The requirements for automatic designation relating to units of local government with a population of 500,000 or more and to rural concentrated employment programs are contained in WIA section 116(a)(2). The Governor has authority to determine the source of population data to use in making these designations.
§ 661.270 - What are the requirements for temporary and subsequent designation of workforce investment areas relating to areas that had been designated as service delivery areas under JTPA?
The requirements for temporary and subsequent designation relating to areas that had been designated as service delivery areas under JTPA are contained in WIA section 116(a)(3).
§ 661.280 - What right does an entity have to appeal the Governor's decision rejecting a request for designation as a workforce investment area?
(a) A unit of local government (or combination of units) or a rural concentrated employment program grant recipient (as described at WIA section 116(a)(2)(B), which has requested but has been denied its request for designation as a workforce investment area under §§ 661.260 through 661.270, may appeal the decision to the State Board, in accordance with appeal procedures established in the State Plan.
(b) If a decision on the appeal is not rendered in a timely manner or if the appeal to the State Board does not result in designation, the entity may request review by the Secretary of Labor, under the procedures set forth at 20 CFR 667.640(a).
(c) The Secretary may require that the area be designated as a workforce investment area, if the Secretary determines that:
(1) The entity was not accorded procedural rights under the State appeals process; or
(2) The area meets the automatic designation requirements at WIA section 116(a)(2) or the temporary and subsequent designation requirements at WIA section 116(a)(3), as appropriate.

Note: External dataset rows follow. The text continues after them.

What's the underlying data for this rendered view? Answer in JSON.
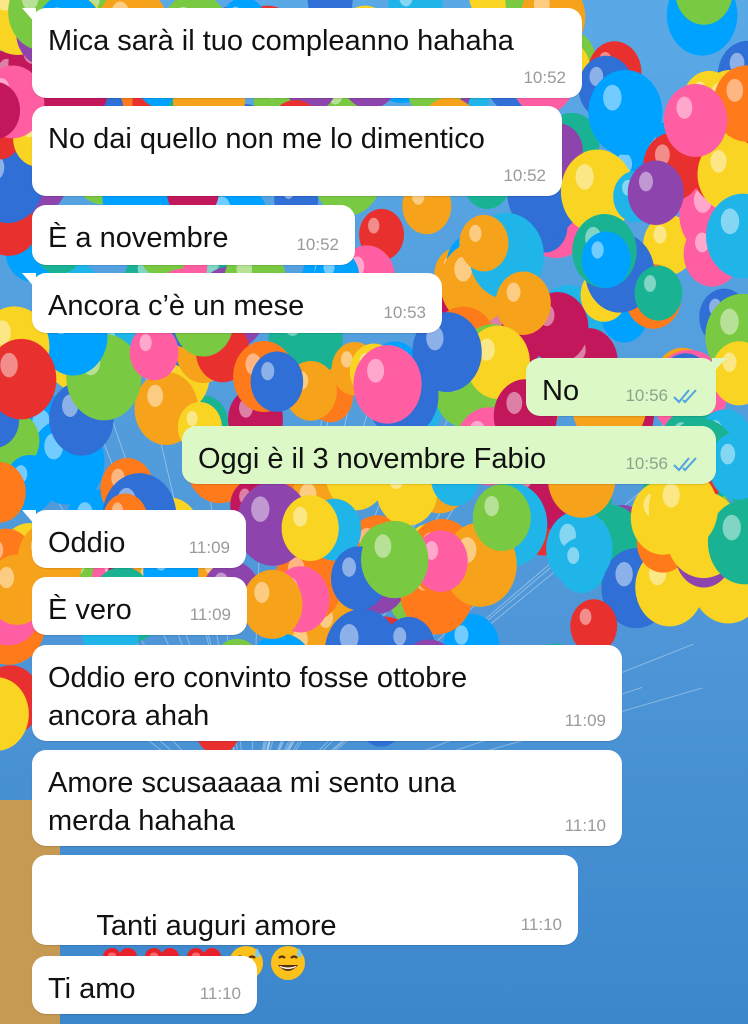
{
  "messages": [
    {
      "id": "m1",
      "dir": "in",
      "text": "Mica sarà il tuo compleanno hahaha",
      "time": "10:52"
    },
    {
      "id": "m2",
      "dir": "in",
      "text": "No dai quello non me lo dimentico",
      "time": "10:52"
    },
    {
      "id": "m3",
      "dir": "in",
      "text": "È a novembre",
      "time": "10:52"
    },
    {
      "id": "m4",
      "dir": "in",
      "text": "Ancora c’è un mese",
      "time": "10:53"
    },
    {
      "id": "m5",
      "dir": "out",
      "text": "No",
      "time": "10:56",
      "status": "read"
    },
    {
      "id": "m6",
      "dir": "out",
      "text": "Oggi è il 3 novembre Fabio",
      "time": "10:56",
      "status": "read"
    },
    {
      "id": "m7",
      "dir": "in",
      "text": "Oddio",
      "time": "11:09"
    },
    {
      "id": "m8",
      "dir": "in",
      "text": "È vero",
      "time": "11:09"
    },
    {
      "id": "m9",
      "dir": "in",
      "text": "Oddio ero convinto fosse ottobre\nancora ahah",
      "time": "11:09"
    },
    {
      "id": "m10",
      "dir": "in",
      "text": "Amore scusaaaaa mi sento una\nmerda hahaha",
      "time": "11:10"
    },
    {
      "id": "m11",
      "dir": "in",
      "text": "Tanti auguri amore",
      "emojis": [
        "heart",
        "heart",
        "heart",
        "grinning-sweat-face",
        "grinning-sweat-face"
      ],
      "time": "11:10"
    },
    {
      "id": "m12",
      "dir": "in",
      "text": "Ti amo",
      "time": "11:10"
    }
  ],
  "colors": {
    "incoming_bubble": "#ffffff",
    "outgoing_bubble": "#dcf8c6",
    "read_ticks": "#4fa3e0",
    "timestamp": "#9a9a9a"
  },
  "wallpaper": {
    "description_icon": "balloons-wallpaper"
  }
}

§ 661.290 - Under what circumstances may States require Local Boards to take part in regional planning activities?
(a) The State may require Local Boards within a designated region (as defined at 20 CFR 660.300) to:
(1) Participate in a regional planning process that results in regional performance measures for workforce investment activities under title I of WIA. Regions that meet or exceed the regional performance measures may receive regional incentive grants;
(2) Share, where feasible, employment and other types of information that will assist in improving the performance of all local areas in the designated region on local performance measures; and
(3) Coordinate the provision of WIA title I services, including supportive services such as transportation, across the boundaries of local areas within the designated region.
(b) Two or more States may designate a labor market area, economic development region, or other appropriate contiguous subarea of the States as an interstate region. In such cases, the States may jointly exercise the State's functions described in this section.
(c) Designation of intrastate regions and interstate regions and their corresponding performance measures must be described in the respective State Plan(s). For interstate regions, the roles of the respective Governors, State Boards and Local Boards must be described in the respective State Plans.
(d) Unless agreed to by all affected chief elected officials and the Governor, these regional planning activities may not substitute for or replace the requirements applicable to each local area under other provisions of the WIA. (WIA sec. 116(a).)